Changes coming for Ecuador summer mission


Franciscan University’s Ecuador Summer Spanish Immersion Program, a pilot program integrating a mission trip with six credits of Spanish classes, experienced plenty of glitches last year.

The weather in the high altitude was colder than expected, and there were quite a few communications mix-ups at the internship sites where students volunteered. However, there were also trips to different historic monasteries and churches in and around the city of Quito. During these trips, students had the chance to try local foods such as guinea pig and even swim in a volcanic lake.

Nevertheless, the greatest highlights were the relationships fostered throughout the trip.

Student Catherine Cahill called it a “summer of growth, of learning to be flexible and keeping joy no matter how much things change or how difficult they get.”

Ultimately, out of all the rich and varied experiences, her favorite parts were the moments when she had a chance to sit down and spend time better getting to know the people she met, whether they were children, adults, hospital patients or young women at the local home for single mothers.

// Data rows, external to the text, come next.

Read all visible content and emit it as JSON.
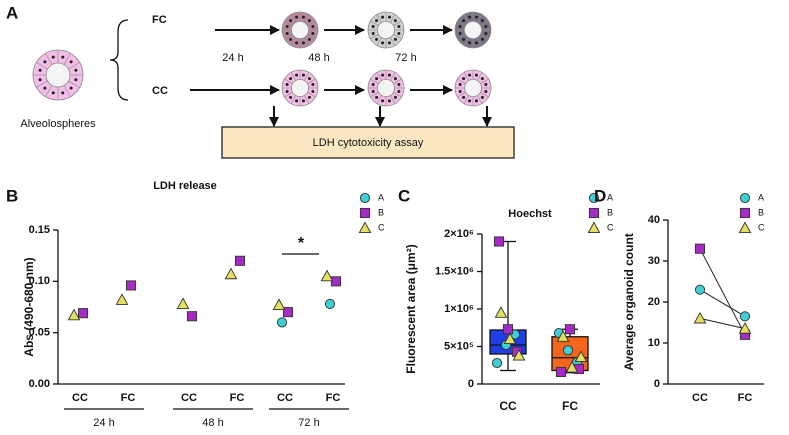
{
  "diagram": {
    "panel_label": "A",
    "start_label": "Alveolospheres",
    "branches": [
      "FC",
      "CC"
    ],
    "times": [
      "24 h",
      "48 h",
      "72 h"
    ],
    "assay": "LDH cytotoxicity assay"
  },
  "chart_data": [
    {
      "type": "strip",
      "panel_label": "B",
      "title": "LDH release",
      "y_label": "Abs (490-680 nm)",
      "categories": [
        "CC",
        "FC",
        "CC",
        "FC",
        "CC",
        "FC"
      ],
      "groups": [
        "24 h",
        "48 h",
        "72 h"
      ],
      "series": [
        {
          "name": "A",
          "color": "#3ccfd6",
          "marker": "circle",
          "values": [
            null,
            null,
            null,
            null,
            0.06,
            0.078
          ]
        },
        {
          "name": "B",
          "color": "#a62bc4",
          "marker": "square",
          "values": [
            0.069,
            0.096,
            0.066,
            0.12,
            0.07,
            0.1
          ]
        },
        {
          "name": "C",
          "color": "#e3e05e",
          "marker": "triangle",
          "values": [
            0.067,
            0.082,
            0.078,
            0.107,
            0.077,
            0.105
          ]
        }
      ],
      "ylim": [
        0,
        0.15
      ],
      "yticks": [
        {
          "value": 0,
          "label": "0.00"
        },
        0.05,
        {
          "value": 0.1,
          "label": "0.10"
        },
        0.15
      ],
      "annotations": [
        "*"
      ]
    },
    {
      "type": "box",
      "panel_label": "C",
      "title": "Hoechst",
      "y_label": "Fluorescent area (μm²)",
      "categories": [
        "CC",
        "FC"
      ],
      "colors": [
        "#1f3ee6",
        "#f4661c"
      ],
      "boxes": [
        {
          "min": 180000,
          "q1": 400000,
          "median": 520000,
          "q3": 720000,
          "max": 1900000
        },
        {
          "min": 150000,
          "q1": 180000,
          "median": 350000,
          "q3": 630000,
          "max": 730000
        }
      ],
      "series": [
        {
          "name": "A",
          "color": "#3ccfd6",
          "marker": "circle",
          "values": [
            [
              280000,
              520000,
              660000
            ],
            [
              680000,
              450000,
              290000
            ]
          ]
        },
        {
          "name": "B",
          "color": "#a62bc4",
          "marker": "square",
          "values": [
            [
              1900000,
              730000,
              430000
            ],
            [
              160000,
              730000,
              200000
            ]
          ]
        },
        {
          "name": "C",
          "color": "#e3e05e",
          "marker": "triangle",
          "values": [
            [
              950000,
              600000,
              380000
            ],
            [
              630000,
              220000,
              360000
            ]
          ]
        }
      ],
      "ylim": [
        0,
        2000000
      ],
      "yticks": [
        0,
        {
          "value": 500000,
          "label": "5×10⁵"
        },
        {
          "value": 1000000,
          "label": "1×10⁶"
        },
        {
          "value": 1500000,
          "label": "1.5×10⁶"
        },
        {
          "value": 2000000,
          "label": "2×10⁶"
        }
      ]
    },
    {
      "type": "line",
      "panel_label": "D",
      "y_label": "Average organoid count",
      "categories": [
        "CC",
        "FC"
      ],
      "series": [
        {
          "name": "A",
          "color": "#3ccfd6",
          "marker": "circle",
          "values": [
            23,
            16.5
          ]
        },
        {
          "name": "B",
          "color": "#a62bc4",
          "marker": "square",
          "values": [
            33,
            12
          ]
        },
        {
          "name": "C",
          "color": "#e3e05e",
          "marker": "triangle",
          "values": [
            16,
            13.5
          ]
        }
      ],
      "ylim": [
        0,
        40
      ],
      "yticks": [
        0,
        10,
        20,
        30,
        40
      ]
    }
  ]
}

This summer, students and faculty will again stay at a retreat center outside Quito, Ecuador. In between six credits’ worth of 200-level and 300-level Spanish classes and daily Mass and prayer, they will work at Spanish-speaking internship sites: a hospital, a special needs school and a local parish. Sundays are cultural days during which they can see some of the sights of Ecuador.

Last year’s schedule of classes in the morning and internships in the afternoon turned out to be difficult for nursing students, who had a two-hour commute to the hospital in Quito. This summer, the schedule will alternate between full days of classes and full days at internship sites.

The other difference is that the program will now be seven weeks long rather than six. The fourth week will be a break of sorts during which students will work at an orphanage on the coast and have the opportunity for a brief retreat as well as for surfing lessons. There will also be a renewed focus on the Spanish immersion aspect of the program.

Rhett Young, director of Missionary Outreach, said that all of his notes taken during meetings, along with the students’ evaluations, have gone into creating this new program.

“We learned a lot,” said Young. “Everybody’s evaluations that came back said that they had a life-changing experience. Everyone said they’d go back again, but were there things that could have been better? Yes.”

Franciscan student Andrew Koehler, who led the team that visited the special needs school, said that due to its length, which makes it unique among other Franciscan mission trips, the Ecuador mission allows students to “better connect to the people by being steeped in their culture and daily routine for almost two months.”

Although the program will be very different this year, it is the same in spirit. Young hopes that subsequent years will continue to build off each other and improve.

The program runs from June 10 to July 31, with the $5,500 cost including room and board, transportation and tuition. The deadline for deposits is Feb. 13, and there are currently three spaces left.